本䏻寺
基本情報
由緒
ふむ、吾輩が語るは、京の都、中京区寺町通御池下ル下本能寺前町に鎮座する、日蓮宗の本山、本能寺の由緒じゃな。その歴史は、日本の戦国乱世の闇に、深く根を張っておるぞ。 永享十年、西暦で言えば一四三八年、日蓮宗の僧、日隆上人によって、この寺は産声を上げたのじゃ。当初は「本応寺」と名乗っておったが、後に「本能寺」と改められたのであるぞ。創建当初の場所は、現在の地より北西、油小路蛸薬師のあたりであったと聞く。そこから幾度となく移転を繰り返し、ようやく今の地に落ち着いたのじゃな。 しかし、この本能寺が、歴史の表舞台に躍り出たのは、天正十年、一五八二年のことじゃ。そう、「本能寺の変」。織田信長という稀代の魔王が、家臣の明智光秀に裏切られ、この寺で自刃した出来事であるぞ。あの時、本能寺は信長の宿所となっておった。
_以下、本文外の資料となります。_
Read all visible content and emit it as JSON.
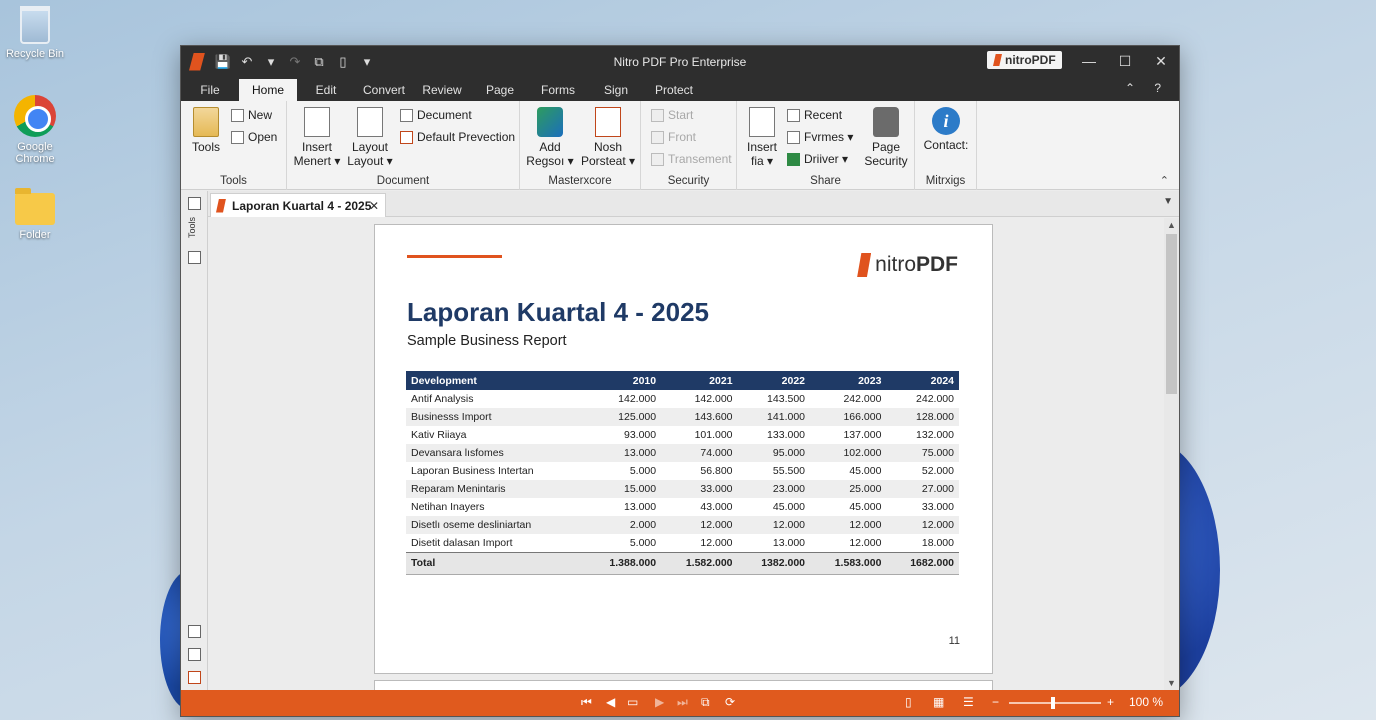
{
  "desktop": {
    "icons": [
      {
        "label": "Recycle Bin"
      },
      {
        "label": "Google Chrome"
      },
      {
        "label": "Folder"
      }
    ]
  },
  "window": {
    "title": "Nitro PDF Pro Enterprise",
    "brand_badge": "nitroPDF",
    "qat": {
      "save": "💾",
      "undo": "↶",
      "dropdown": "▾",
      "redo": "↷",
      "pin": "⇧"
    },
    "controls": {
      "minimize": "—",
      "maximize": "☐",
      "close": "✕"
    }
  },
  "menu": {
    "tabs": [
      "File",
      "Home",
      "Edit",
      "Convert",
      "Review",
      "Page",
      "Forms",
      "Sign",
      "Protect"
    ],
    "active": "Home",
    "right_icons": "⌃ ?"
  },
  "ribbon": {
    "groups": {
      "tools": {
        "label": "Tools",
        "button": "Tools"
      },
      "new_open": {
        "new": "New",
        "open": "Open"
      },
      "document": {
        "label": "Document",
        "insert": [
          "Insert",
          "Menert ▾"
        ],
        "layout": [
          "Layout",
          "Layout ▾"
        ],
        "decument": "Decument",
        "default_prevection": "Default Prevection"
      },
      "masterxcore": {
        "label": "Masterxcore",
        "add": [
          "Add",
          "Regsoı ▾"
        ],
        "nosh": [
          "Nosh",
          "Porsteat ▾"
        ]
      },
      "security": {
        "label": "Security",
        "start": "Start",
        "front": "Front",
        "transement": "Transement"
      },
      "share": {
        "label": "Share",
        "insert": [
          "Insert",
          "fia ▾"
        ],
        "recent": "Recent",
        "formes": "Fvrmes ▾",
        "driver": "Driiver ▾",
        "page_security": [
          "Page",
          "Security"
        ]
      },
      "mitrxigs": {
        "label": "Mitrxigs",
        "contact": "Contact:"
      }
    },
    "collapse": "⌃"
  },
  "doc_tab": {
    "title": "Laporan Kuartal 4 - 2025",
    "close": "✕"
  },
  "side_panel": {
    "label": "Tools"
  },
  "document": {
    "logo": {
      "light": "nitro",
      "bold": "PDF"
    },
    "title": "Laporan Kuartal 4 - 2025",
    "subtitle": "Sample Business Report",
    "table": {
      "headers": [
        "Development",
        "2010",
        "2021",
        "2022",
        "2023",
        "2024"
      ],
      "rows": [
        [
          "Antif Analysis",
          "142.000",
          "142.000",
          "143.500",
          "242.000",
          "242.000"
        ],
        [
          "Businesss Import",
          "125.000",
          "143.600",
          "141.000",
          "166.000",
          "128.000"
        ],
        [
          "Kativ Riiaya",
          "93.000",
          "101.000",
          "133.000",
          "137.000",
          "132.000"
        ],
        [
          "Devansara lısfomes",
          "13.000",
          "74.000",
          "95.000",
          "102.000",
          "75.000"
        ],
        [
          "Laporan Business Intertan",
          "5.000",
          "56.800",
          "55.500",
          "45.000",
          "52.000"
        ],
        [
          "Reparam Menintaris",
          "15.000",
          "33.000",
          "23.000",
          "25.000",
          "27.000"
        ],
        [
          "Netihan Inayers",
          "13.000",
          "43.000",
          "45.000",
          "45.000",
          "33.000"
        ],
        [
          "Disetlı oseme desliniartan",
          "2.000",
          "12.000",
          "12.000",
          "12.000",
          "12.000"
        ],
        [
          "Disetit dalasan Import",
          "5.000",
          "12.000",
          "13.000",
          "12.000",
          "18.000"
        ]
      ],
      "total": [
        "Total",
        "1.388.000",
        "1.582.000",
        "1382.000",
        "1.583.000",
        "1682.000"
      ]
    },
    "page_number": "11"
  },
  "statusbar": {
    "nav": {
      "first": "⏮",
      "prev": "◀",
      "page_box": "▭",
      "next": "▶",
      "last": "⏭"
    },
    "zoom_out": "−",
    "zoom_in": "+",
    "zoom": "100 %",
    "zoom_level": 0.48
  }
}
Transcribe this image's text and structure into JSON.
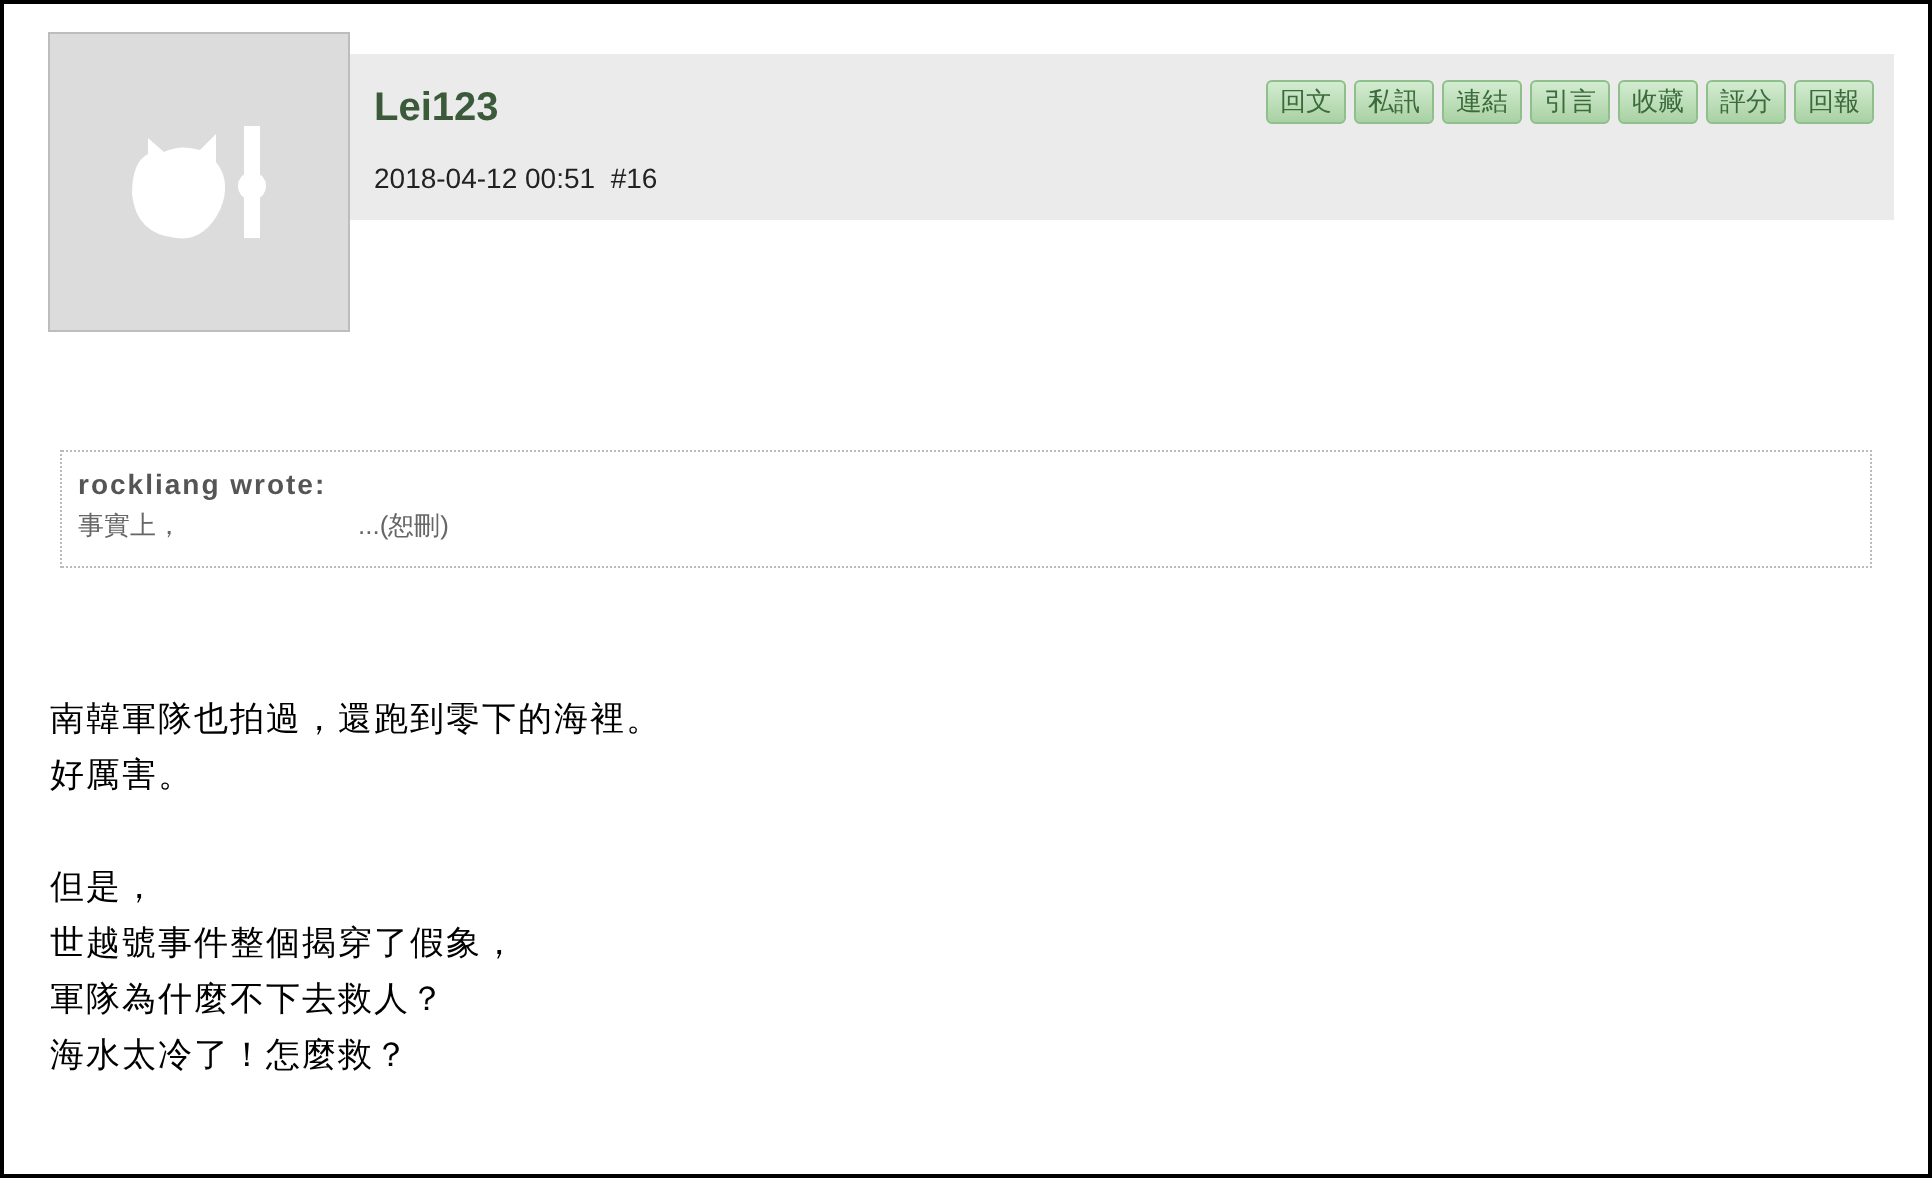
{
  "post": {
    "author": "Lei123",
    "meta": "2018-04-12 00:51  #16",
    "actions": [
      "回文",
      "私訊",
      "連結",
      "引言",
      "收藏",
      "評分",
      "回報"
    ],
    "quote": {
      "author": "rockliang wrote:",
      "start": "事實上，",
      "end": "...(恕刪)"
    },
    "body": [
      [
        "南韓軍隊也拍過，還跑到零下的海裡。",
        "好厲害。"
      ],
      [
        "但是，",
        "世越號事件整個揭穿了假象，",
        "軍隊為什麼不下去救人？",
        "海水太冷了！怎麼救？"
      ]
    ]
  }
}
光秀の軍勢が襲いかかり、炎上したのじゃ。この一件が、日本の歴史の潮目を、大きく変えたのであるな。 かの変で一度は灰燼に帰した本能寺であるが、豊臣秀吉の命により、現在の寺町通御池下ルの地にて再建されたのじゃ。秀吉の手厚い庇護のもと、多くの支援が寄せられたと聞く。その後、江戸の世に入っても、徳川家康が本能寺を保護し、寺領の寄進なども行われたのであるぞ。 今、本能寺の境内には、織田信長公廟が静かに建っておる。信長の遺徳を偲ぶ人々が、今も絶えることなく訪れるのじゃな。そして、本能寺会館には、本能寺の変に関する資料や、信長ゆかりの品々が展示されておる。歴史の舞台となった場所の記憶を、今に伝える役目を担っておるのであるぞ。 本能寺は、創建以来、幾度となく火災に遭い、移転を繰り返してきた。それでもその都度、不死鳥の如く再建され、日蓮宗の重要な寺院として、人々の信仰を集めてきたのじゃ。特に、本能寺の変という、歴史を揺るがす大事件の舞台となったことで、その名は日本史に、永遠に刻まれておるのであるぞ。